苏幼仪舀起燕窝粥喝了一大口,只觉满嘴香甜柔嫩,她听桃溪兴高采烈继续说着。
“世子正家风,除邪佞,简直是雷霆手段!
听说足足罚了表小姐跪三天,到时候三天后,她定然膝盖肿的像糕团一样大!”
“您不知道,我听春杏说,今日下午鹤鸣堂简直热闹极了,都没见过世子这般据理力争,春杏悄悄躲在窗下听还被刘嬷嬷骂了一顿。”
“这事还惊动了郡王与郡王妃,都跑来鹤鸣堂劝世子,结果被世子说了一顿,然后又说起来祝家这两年尸位素餐被圣上不喜,还要拉上郡王府一同难堪,这下好了,郡王妃与郡王都转头去劝老夫人了。”
桃溪高兴地拍手。
“劝老夫人约束祝家人,说郡王府这些年来帮衬着祝家却还被连累,实在不公平,还说什么,叫老夫人疼自家弟弟是小事,但是更要疼疼自己儿孙。”

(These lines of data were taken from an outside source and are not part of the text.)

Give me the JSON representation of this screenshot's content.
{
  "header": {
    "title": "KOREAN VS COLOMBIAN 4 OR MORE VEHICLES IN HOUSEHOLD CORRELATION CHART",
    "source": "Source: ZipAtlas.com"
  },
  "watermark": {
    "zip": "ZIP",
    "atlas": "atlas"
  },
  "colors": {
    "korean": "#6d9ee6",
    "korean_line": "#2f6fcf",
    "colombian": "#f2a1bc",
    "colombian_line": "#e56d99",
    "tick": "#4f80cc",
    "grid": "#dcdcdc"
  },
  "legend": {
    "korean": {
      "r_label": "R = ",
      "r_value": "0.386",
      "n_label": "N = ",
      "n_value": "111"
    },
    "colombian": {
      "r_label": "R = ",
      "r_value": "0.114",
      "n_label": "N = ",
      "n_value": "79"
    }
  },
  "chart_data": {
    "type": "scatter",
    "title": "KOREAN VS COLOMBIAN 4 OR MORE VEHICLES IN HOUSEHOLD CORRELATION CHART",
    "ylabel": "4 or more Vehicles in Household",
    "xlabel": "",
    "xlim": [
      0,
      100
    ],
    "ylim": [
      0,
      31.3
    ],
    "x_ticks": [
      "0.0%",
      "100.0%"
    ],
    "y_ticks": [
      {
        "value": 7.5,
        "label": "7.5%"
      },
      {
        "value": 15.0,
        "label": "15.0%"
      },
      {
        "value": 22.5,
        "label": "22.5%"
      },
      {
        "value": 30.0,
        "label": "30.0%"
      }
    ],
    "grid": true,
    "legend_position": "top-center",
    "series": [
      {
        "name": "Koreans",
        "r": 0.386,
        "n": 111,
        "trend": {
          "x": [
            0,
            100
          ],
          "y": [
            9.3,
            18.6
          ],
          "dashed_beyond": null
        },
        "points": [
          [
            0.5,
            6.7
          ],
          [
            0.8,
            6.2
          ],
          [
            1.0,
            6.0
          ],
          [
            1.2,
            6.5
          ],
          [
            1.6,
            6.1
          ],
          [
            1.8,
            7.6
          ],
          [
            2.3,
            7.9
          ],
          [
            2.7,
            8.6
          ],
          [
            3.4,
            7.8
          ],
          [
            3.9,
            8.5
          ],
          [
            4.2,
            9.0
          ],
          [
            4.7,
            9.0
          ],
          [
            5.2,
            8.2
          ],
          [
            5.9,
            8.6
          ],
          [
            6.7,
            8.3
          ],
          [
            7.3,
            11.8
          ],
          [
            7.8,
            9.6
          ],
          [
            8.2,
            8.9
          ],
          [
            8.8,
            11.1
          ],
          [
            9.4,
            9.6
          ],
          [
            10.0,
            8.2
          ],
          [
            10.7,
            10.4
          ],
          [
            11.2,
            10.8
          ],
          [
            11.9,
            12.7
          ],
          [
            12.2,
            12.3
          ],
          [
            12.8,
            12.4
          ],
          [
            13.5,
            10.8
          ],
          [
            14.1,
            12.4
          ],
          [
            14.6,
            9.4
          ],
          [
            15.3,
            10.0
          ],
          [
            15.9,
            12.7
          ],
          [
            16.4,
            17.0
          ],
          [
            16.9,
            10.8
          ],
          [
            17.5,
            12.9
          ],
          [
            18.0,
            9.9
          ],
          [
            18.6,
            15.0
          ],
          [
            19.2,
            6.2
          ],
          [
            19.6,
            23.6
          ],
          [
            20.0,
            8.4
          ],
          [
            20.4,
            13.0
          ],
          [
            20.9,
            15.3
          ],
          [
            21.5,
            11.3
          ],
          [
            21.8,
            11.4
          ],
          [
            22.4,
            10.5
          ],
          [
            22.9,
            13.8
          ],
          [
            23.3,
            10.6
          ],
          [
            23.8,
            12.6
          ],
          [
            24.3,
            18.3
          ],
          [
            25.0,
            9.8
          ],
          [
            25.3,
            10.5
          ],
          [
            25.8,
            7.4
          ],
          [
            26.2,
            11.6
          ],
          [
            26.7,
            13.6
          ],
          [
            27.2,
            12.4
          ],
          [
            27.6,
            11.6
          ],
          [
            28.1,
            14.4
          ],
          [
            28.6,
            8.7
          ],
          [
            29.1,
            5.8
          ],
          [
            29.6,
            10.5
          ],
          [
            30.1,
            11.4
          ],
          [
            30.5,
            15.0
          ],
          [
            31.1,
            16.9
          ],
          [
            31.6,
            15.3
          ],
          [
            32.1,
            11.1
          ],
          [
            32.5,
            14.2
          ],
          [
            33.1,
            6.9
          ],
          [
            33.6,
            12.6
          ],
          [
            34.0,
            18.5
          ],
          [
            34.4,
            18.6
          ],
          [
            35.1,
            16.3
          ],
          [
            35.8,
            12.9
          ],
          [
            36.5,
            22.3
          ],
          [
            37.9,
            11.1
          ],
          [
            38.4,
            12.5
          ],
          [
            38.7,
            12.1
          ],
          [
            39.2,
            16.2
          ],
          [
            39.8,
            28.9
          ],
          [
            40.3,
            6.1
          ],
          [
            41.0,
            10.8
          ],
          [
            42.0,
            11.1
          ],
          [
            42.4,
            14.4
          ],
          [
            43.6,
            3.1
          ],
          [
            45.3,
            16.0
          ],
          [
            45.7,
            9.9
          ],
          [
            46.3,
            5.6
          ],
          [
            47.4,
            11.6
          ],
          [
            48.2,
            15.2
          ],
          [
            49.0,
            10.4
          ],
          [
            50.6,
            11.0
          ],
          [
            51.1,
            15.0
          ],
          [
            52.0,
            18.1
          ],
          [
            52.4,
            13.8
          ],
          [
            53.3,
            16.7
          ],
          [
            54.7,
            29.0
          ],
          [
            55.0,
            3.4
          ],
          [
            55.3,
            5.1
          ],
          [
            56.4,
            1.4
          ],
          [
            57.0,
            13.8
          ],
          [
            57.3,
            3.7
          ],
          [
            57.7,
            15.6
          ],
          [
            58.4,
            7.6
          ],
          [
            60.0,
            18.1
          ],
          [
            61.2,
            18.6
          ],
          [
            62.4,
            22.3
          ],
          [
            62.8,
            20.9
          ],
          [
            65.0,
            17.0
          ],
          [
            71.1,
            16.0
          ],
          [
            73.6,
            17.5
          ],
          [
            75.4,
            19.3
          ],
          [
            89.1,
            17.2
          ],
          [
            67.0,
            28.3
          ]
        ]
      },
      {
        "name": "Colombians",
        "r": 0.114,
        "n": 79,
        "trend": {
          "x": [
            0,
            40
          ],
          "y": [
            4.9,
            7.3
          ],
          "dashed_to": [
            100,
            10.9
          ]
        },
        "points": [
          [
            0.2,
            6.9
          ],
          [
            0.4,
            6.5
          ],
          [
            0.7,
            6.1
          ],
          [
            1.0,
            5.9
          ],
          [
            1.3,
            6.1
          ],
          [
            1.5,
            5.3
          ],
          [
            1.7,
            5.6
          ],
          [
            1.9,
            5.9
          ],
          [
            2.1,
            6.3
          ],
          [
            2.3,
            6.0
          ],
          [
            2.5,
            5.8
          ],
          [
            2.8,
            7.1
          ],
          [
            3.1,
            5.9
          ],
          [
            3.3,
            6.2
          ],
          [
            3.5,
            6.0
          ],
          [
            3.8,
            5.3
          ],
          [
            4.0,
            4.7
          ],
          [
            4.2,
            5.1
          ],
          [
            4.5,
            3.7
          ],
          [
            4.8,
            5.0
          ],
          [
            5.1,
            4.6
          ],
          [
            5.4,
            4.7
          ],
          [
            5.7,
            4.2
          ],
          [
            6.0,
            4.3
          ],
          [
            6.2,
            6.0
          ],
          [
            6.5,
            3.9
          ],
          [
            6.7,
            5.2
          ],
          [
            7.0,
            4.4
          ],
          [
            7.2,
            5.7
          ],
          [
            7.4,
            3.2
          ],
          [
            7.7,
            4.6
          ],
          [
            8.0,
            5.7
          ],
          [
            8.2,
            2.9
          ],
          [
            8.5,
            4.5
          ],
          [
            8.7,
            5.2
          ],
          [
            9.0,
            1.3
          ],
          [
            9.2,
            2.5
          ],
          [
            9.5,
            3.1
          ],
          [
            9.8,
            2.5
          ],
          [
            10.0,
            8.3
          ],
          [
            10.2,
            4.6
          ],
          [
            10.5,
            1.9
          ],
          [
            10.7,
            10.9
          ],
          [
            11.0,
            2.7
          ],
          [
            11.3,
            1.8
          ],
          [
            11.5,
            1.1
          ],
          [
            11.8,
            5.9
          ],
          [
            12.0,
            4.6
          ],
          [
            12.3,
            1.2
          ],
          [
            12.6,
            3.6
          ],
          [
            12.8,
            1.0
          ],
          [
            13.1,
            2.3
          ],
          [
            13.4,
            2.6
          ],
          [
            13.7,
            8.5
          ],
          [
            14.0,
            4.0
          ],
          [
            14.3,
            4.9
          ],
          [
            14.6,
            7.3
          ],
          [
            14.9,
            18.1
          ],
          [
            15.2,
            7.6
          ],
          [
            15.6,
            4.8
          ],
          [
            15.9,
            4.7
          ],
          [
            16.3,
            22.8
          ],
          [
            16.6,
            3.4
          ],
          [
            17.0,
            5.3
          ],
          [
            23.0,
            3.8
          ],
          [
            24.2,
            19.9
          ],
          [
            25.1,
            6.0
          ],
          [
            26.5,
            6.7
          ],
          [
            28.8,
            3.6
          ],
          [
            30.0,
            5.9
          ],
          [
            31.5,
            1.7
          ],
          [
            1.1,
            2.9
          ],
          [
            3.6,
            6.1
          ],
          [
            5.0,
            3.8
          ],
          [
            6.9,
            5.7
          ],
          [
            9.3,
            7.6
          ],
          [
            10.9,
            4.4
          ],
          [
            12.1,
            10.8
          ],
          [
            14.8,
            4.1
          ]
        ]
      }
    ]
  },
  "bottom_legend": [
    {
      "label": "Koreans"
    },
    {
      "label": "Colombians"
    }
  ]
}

苏幼仪点了点头,老夫人的兄弟家确实没什么本事,这些年全靠郡王府帮衬,若是没有江皇后和郡王撑着,他们祝家恐怕连口饭都吃不起。
桃溪知道自家小姐来了兴致,她继续道:“总之就是闹得一团糟,里里外外劝老夫人别胳膊肘往外拐,把老夫人气得直喊逆子。”